Advantages of ASP.NET over ASP:
Compiled code means applications run faster with more design-time errors trapped at the development stage.
Significantly improved run-time error handling, making use of exceptions and try-catch blocks.
User-defined controls allow commonly used templates, such as menus.
Similar metaphors to Windows applications such as controls and events, which make development of rich user interfaces, previously only found on the desktop, possible.
An extensive set of controls and class libraries allows the rapid building of applications.
ASP.NET leverages the multi-language capabilities of the .NET CLR, allowing web pages to be coded in VB.NET, C#, J#, etc.
Ability to cache the whole page or just parts of it to improve performance.
Ability to use the "code-behind" development model to separate business logic from presentation.
If an ASP.NET application leaks memory, the ASP.NET runtime unloads the AppDomain hosting the erring application and reloads the application in a new AppDomain.

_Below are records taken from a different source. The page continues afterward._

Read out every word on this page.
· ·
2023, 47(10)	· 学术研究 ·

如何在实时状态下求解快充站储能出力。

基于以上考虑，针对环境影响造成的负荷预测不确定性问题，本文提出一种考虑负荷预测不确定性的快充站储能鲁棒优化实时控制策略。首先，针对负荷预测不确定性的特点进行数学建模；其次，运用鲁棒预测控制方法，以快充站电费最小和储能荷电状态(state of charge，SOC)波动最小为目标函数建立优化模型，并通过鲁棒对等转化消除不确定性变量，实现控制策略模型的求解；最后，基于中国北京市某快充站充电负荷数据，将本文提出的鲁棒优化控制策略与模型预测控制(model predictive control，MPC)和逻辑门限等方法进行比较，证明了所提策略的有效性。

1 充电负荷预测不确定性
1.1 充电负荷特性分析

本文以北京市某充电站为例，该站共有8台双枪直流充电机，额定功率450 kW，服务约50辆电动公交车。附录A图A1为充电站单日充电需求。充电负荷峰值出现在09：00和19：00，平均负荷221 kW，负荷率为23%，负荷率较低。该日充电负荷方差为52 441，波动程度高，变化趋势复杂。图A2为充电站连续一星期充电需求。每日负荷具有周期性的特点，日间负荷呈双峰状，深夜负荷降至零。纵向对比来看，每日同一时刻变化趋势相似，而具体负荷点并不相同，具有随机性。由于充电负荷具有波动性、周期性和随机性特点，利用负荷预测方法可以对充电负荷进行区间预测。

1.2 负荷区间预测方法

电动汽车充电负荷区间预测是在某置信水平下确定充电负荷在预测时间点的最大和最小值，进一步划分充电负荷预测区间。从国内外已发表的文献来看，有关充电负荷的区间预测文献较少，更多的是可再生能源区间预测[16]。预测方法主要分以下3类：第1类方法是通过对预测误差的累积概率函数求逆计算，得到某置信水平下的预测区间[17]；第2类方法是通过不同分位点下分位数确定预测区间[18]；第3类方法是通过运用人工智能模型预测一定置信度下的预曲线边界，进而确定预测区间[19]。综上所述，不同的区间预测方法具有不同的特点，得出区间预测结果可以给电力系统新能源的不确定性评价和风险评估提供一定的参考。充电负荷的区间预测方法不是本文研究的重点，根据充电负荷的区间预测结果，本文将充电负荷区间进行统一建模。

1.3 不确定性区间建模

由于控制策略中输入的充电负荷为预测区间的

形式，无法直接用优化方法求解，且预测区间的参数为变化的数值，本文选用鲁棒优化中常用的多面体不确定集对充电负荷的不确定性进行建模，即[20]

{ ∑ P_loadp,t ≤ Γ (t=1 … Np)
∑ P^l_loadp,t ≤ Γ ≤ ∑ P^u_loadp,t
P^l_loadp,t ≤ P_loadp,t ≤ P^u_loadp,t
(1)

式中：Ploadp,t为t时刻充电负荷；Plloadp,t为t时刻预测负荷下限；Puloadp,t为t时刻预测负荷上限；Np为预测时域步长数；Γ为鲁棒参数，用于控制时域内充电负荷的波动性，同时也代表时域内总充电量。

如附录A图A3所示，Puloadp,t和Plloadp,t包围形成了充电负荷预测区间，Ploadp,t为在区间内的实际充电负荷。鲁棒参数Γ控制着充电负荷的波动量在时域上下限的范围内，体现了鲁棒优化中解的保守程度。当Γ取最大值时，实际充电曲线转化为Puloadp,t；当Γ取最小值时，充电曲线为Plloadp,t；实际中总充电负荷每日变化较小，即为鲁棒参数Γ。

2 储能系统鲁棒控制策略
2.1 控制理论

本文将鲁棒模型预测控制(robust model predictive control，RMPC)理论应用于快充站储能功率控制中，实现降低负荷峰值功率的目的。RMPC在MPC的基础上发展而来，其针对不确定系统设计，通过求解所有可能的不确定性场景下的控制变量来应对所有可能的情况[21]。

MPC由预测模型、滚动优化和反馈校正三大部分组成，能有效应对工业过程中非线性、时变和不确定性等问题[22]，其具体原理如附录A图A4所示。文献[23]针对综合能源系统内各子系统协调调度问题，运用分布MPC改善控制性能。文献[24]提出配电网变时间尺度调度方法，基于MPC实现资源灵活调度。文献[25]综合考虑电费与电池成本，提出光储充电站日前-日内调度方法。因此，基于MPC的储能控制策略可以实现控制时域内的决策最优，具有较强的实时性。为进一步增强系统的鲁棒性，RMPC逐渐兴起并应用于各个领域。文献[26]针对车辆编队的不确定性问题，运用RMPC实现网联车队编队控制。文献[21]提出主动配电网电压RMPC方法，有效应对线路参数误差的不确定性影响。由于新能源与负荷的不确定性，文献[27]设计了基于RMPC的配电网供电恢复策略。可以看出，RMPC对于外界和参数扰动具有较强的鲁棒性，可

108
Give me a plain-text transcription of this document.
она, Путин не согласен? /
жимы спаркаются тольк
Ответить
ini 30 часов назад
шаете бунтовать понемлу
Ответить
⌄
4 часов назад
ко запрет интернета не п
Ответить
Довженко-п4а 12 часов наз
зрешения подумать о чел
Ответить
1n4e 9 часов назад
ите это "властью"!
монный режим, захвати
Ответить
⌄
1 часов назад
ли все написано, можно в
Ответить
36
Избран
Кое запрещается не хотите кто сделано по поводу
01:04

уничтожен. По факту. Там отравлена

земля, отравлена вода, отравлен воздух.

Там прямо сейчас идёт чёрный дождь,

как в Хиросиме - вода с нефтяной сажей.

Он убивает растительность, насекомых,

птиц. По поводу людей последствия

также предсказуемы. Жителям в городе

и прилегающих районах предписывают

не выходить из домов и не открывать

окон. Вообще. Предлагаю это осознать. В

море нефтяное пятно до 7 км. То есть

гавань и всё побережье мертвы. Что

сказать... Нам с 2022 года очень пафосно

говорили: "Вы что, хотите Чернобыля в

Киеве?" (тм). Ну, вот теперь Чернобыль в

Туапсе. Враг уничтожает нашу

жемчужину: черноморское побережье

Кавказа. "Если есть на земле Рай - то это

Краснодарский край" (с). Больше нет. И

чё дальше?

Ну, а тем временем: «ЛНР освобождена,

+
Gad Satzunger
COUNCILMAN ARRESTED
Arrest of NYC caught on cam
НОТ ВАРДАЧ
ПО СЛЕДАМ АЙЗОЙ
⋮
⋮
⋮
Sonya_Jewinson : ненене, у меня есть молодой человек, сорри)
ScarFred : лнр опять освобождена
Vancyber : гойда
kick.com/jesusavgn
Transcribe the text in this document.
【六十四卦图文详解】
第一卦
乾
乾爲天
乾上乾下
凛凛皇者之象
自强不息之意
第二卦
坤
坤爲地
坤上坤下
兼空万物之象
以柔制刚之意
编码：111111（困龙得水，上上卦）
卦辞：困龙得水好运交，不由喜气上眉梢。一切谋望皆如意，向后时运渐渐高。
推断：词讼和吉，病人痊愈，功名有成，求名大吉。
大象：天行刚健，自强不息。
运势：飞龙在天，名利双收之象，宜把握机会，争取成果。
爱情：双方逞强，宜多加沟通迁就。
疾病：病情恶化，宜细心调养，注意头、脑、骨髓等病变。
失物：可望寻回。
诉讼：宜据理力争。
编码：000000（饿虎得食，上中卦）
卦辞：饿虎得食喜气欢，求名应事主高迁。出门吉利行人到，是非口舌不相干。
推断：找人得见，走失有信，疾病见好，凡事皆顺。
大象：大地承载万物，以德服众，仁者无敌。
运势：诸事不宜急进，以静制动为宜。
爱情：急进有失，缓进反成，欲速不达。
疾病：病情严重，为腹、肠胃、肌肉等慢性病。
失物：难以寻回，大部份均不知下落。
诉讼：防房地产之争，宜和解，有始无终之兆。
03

Session state in ASP.NET can be saved in a SQL Server database or in a separate process running on the same machine as the web server or on a different machine.
That way session values are not lost when the web server is reset or the ASP.NET worker process is recycled.
Disadvantages to other platforms:
The server framework runs natively on Microsoft IIS 5.0 or higher and Cassini, a web server developed in .NET (shipped with WebMatrix, a free ASP.NET 1.1 development environment, and Visual Studio 2005); however it can run on Linux on any of the alternative frameworks based on the ECMA standard. The most well known one is Mono Project, a free/opensource framework.
Previous versions of ASP.NET (1.0 and 1.1) were criticized for their lack of standards compliance. The generated HTML and JavaScript sent to the client browser would not always validate against W3C/ECMA standards. In addition, the framework's browser detection feature sometimes incorrectly identified web browsers other than Microsoft's own Internet Explorer as "downlevel" and returned HTML/JavaScript to these clients that was crippled or broken. However, in version 2.0, all controls generate valid HTML 4.0, XHTML 1.0 (the default), or XHTML 1.1 output, depending on the site configuration, detection of standards-compliant web browsers is more robust, and support for Cascading Style Sheets is more extensive.
While ASP.NET 2.0 now produces markup that passes validation, it is debatable as to whether it increases accessibility (one of the benefits of a semantic xhtml page + css representation). Several controls (Login controls in particular, but also the new Wizard Server Control) use html tables to layout components which can confuse screen readers. Extensive use is also made of "inline" css rules (e.g. in the Calendar Server Control) which makes it impossible to fully separate content and styling.